復讐に囚われ、ただ剣を振るうことだけを考えていたさつきの心に、温かい光が灯った。母は、人の命を救うために、薬の道を究めていた。その想いは、今、さつきの中で、確かに息づいている。

 さつきは、丁寧に花を摘み取ると、懐に大切にしまった。そして、再び木札に目をやる。

「母上…」

 さつきの目から、一筋の涙がこぼれ落ちた。それは、悲しみだけではない、母への深い愛情と、自らの使命を再確認した、確かな涙であった。

 崖を降り、庵に戻ると、老婆は囲炉裏の傍らで、静かに茶を点てていた。

「無事に戻ったようじゃな」
 老婆は、さつきの手に握られた花を見て、満足そうに頷いた。

「はい。お陰様で。この花に…母の歌が結ばれていました」
 さつきは、摘み取った花と、木札を老婆に見せた。

 老婆は、木札の歌を読み、目を細めた。
「そうか…やはり、母君は、この花に、お主への想いを込めていたのじゃな。この花は、病を癒やすだけでなく、人の心にも力を与える、まことに不思議な力を持つ花じゃ」

 老婆の言葉に、さつきは深く頷いた。
「この秘伝書も…母が私に残してくれたものだと、教えてくださり、ありがとうございます」

 さつきは、懐から取り出した秘伝書を、改めて見つめた。そこには、母の面影が、確かに宿っているように感じられた。

「母君は、お主が剣の道を進むことを、決して反対はしておられなかった。
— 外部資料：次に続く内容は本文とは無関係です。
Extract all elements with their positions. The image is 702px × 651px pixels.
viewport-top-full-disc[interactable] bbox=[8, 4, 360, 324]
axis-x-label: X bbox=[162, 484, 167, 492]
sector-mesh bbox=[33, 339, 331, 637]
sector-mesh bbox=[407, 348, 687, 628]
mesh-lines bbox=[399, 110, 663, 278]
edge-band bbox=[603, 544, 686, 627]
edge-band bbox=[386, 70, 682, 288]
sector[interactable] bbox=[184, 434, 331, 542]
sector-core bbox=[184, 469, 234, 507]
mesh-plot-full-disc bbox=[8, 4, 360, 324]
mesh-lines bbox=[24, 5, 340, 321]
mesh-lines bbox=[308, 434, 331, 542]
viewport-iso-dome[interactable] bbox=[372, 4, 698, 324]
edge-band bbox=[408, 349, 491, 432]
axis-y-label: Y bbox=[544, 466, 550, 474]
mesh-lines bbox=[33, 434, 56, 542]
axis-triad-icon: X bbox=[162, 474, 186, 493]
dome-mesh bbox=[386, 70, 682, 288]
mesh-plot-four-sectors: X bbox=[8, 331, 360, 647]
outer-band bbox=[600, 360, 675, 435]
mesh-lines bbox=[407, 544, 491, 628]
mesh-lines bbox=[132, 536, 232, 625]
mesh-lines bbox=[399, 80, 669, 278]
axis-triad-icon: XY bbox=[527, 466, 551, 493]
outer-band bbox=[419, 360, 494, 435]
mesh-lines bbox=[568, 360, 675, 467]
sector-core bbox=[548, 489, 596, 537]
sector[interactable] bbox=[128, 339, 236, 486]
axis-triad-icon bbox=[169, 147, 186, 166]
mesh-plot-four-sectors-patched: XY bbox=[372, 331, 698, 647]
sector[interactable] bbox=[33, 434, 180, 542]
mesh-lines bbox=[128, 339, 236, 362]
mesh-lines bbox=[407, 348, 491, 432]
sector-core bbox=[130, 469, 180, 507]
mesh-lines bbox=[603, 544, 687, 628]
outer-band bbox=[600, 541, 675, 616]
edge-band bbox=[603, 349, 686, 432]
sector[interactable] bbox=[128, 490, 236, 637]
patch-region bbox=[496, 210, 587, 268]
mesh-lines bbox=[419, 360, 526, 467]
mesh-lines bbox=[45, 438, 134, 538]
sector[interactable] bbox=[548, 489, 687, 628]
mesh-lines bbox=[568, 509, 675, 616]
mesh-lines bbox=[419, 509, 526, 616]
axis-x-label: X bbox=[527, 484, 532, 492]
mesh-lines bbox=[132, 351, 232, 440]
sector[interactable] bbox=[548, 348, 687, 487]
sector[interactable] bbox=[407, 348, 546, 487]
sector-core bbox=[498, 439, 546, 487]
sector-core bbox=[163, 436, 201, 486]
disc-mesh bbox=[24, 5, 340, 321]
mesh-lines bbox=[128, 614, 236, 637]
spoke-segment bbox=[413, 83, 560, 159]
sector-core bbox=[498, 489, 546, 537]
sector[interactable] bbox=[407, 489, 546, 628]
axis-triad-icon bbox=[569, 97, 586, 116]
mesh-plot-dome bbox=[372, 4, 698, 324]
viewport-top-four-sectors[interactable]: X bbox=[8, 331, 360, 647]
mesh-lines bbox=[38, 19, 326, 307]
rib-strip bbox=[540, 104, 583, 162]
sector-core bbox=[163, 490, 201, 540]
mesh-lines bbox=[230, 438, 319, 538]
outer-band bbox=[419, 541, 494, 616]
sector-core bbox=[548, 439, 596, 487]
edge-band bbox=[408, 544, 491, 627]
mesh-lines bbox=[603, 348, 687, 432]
しかし、剣は人を傷つけるもの。母君は、お主が、いつか剣を振るう意味を、深く考える日が来ることを願っておられたのじゃろう」

 老婆の言葉が、さつきの心に深く染み渡った。復讐のためだけに振るっていた剣。しかし、今、この山で、母の想いに触れたことで、その剣は、新たな意味を持つようになった。小夜を救うため、そして、理不尽な暴力に苦しむ人々を守るために。

 その時、庵の外から、足音が近づいてくるのが聞こえた。

「来たようじゃな、玄心坊主じゃろう」
 老婆が言った。

 やがて、戸が開き、玄心が姿を現した。彼の手には、いくつかの薬草が入った袋が握られている。

「皐月殿、無事であったか。そして、幻の花も手に入れたようだな」
 玄心は、さつきの手に握られた花を見て、安堵の表情を浮かべた。

「はい。お陰様で。さあ、玄心殿。小夜を…」
 さつきは、急いで玄心に花を差し出した。

「うむ。すぐに調合しよう」

 玄心は、老婆の囲炉裏の傍らに座り、素早く薬草の調合に取り掛かった。その手つきは、淀みなく、まるで長年の修練を積んだ職人のようであった。

 さつきは、母の面影を感じさせる秘伝書を胸に抱きしめ、玄心の調合を見守った。小夜の命が救われる。その希望が、さつきの心を温かく包み込んでいた。母が残してくれた想いと知識が、今、小夜の命を救う力となる。

 それは、さつきにとって、何よりも尊い、母との再会であった。